Betancourt retakes his work on the optic telegraph that he had already planned with his friend Breguet. On November 13th they both presented the memoir and the plans of their prototype of an optic telegraph to the Directory, with a favourable reception by Prony. A polemic began with Claude Chappe the inventor of the first telegraph –which was already working in France- who sees the use of his invention in danger. In January 1797 the Directory filed the expedient and the new invention of Betancourt and Breguet did not carry on.
Betancourt, not liking the way things were going, decides to return to Spain and carry on with the expedition to Cuba, of which Lanz had already pulled out of due to an illness.

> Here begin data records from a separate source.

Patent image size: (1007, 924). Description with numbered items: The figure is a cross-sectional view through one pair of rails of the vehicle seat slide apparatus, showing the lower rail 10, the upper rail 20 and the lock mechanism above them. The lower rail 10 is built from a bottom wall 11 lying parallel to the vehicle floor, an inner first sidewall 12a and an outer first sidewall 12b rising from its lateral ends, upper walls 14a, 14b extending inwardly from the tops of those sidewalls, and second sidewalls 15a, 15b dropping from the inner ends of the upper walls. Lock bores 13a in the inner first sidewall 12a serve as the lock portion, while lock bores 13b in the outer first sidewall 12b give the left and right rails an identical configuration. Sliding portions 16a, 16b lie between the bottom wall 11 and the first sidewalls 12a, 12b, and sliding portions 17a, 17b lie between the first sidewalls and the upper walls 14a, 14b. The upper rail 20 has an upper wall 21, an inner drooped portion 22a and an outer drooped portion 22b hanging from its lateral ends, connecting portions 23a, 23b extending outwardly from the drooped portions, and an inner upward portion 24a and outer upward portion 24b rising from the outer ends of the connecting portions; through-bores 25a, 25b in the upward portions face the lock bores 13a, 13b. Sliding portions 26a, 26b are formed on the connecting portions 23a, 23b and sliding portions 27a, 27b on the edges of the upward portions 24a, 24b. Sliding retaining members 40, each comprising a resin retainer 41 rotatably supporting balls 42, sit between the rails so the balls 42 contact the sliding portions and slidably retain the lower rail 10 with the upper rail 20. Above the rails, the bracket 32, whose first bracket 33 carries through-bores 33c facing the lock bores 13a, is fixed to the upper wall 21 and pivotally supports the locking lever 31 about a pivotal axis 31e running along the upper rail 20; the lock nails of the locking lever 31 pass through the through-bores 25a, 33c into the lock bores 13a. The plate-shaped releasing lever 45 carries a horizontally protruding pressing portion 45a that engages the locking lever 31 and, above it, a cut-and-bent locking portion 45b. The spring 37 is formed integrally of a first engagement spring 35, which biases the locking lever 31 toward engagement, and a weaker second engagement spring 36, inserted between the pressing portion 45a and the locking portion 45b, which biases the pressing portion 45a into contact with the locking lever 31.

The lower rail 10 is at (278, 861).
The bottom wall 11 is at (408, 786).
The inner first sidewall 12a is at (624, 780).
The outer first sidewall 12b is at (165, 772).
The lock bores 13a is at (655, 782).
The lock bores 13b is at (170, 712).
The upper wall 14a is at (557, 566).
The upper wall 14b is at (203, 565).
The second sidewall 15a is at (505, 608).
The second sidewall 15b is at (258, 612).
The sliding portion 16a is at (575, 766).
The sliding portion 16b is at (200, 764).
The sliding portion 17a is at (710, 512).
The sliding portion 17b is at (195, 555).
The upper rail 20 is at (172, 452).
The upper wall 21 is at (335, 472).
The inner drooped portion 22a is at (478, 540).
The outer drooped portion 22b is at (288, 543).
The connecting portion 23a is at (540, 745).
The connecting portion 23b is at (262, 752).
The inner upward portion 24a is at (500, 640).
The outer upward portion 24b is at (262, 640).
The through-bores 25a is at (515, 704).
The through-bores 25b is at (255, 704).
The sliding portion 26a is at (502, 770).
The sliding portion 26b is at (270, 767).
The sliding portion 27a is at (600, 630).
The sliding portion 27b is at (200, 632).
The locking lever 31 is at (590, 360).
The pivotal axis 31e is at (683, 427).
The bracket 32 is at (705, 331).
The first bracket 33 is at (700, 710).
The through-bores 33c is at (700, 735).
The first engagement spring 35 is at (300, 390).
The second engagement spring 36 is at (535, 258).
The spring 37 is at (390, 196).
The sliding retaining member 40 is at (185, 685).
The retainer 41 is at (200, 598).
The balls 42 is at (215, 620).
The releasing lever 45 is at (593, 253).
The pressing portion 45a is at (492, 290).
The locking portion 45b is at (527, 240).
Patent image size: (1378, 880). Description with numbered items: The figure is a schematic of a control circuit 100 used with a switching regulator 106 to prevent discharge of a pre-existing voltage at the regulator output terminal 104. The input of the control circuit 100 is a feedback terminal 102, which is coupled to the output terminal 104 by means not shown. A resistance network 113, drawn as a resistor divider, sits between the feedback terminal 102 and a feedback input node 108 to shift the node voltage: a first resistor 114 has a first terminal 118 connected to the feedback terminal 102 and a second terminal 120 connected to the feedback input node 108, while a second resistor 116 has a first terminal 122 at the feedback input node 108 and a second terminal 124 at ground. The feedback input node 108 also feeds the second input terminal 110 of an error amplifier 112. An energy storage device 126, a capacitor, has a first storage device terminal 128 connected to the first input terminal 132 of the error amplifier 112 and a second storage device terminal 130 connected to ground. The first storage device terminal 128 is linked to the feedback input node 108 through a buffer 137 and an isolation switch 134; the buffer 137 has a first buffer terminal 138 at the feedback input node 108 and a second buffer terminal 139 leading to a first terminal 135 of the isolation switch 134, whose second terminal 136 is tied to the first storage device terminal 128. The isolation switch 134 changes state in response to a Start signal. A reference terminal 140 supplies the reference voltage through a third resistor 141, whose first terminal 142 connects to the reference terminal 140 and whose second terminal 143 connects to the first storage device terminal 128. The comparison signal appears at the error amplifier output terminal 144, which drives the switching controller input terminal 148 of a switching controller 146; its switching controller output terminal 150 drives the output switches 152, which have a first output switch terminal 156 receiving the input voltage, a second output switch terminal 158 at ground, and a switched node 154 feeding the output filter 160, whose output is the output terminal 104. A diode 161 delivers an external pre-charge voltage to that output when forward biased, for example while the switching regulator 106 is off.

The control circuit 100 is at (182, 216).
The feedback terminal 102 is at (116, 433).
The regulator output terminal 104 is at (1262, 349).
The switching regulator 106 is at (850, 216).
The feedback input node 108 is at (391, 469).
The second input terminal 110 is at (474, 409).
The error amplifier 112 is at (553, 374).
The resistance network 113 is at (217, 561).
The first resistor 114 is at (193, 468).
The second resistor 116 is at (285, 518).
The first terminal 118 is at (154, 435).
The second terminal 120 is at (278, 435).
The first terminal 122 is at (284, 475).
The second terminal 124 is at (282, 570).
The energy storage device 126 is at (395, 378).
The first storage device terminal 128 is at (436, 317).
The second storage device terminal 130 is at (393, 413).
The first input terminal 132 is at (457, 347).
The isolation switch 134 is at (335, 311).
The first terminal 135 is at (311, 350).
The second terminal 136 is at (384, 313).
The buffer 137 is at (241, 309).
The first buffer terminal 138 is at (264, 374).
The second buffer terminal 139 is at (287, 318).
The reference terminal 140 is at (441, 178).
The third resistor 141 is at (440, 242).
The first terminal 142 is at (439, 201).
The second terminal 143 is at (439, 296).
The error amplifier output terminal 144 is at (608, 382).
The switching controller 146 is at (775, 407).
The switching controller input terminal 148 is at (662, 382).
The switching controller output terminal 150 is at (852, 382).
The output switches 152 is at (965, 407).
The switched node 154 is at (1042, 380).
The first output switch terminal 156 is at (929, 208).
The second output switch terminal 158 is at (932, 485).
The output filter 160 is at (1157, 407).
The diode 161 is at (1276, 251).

Meanwhile, in November 1796 Peñalver in Spain receives an economic help for a publication about the Gabinete de Máquinas, whose first volume they tried to print in 1798 without being able to do so; it will be released in the form of loose plates and only a few will be edited.

At the end of January 1797 Betancourt and the industrialist Périer obtain the exploitation patent of an hydraulic press, invention of the former, in fact it is no more than an improved machine based on the Bramah press [See Description of the hydraulic press of Mr Bramah] that the Canarian engineer had seen in England.
Before leaving France Betancourt leaves Breguet as representative for his economic affaires in the country.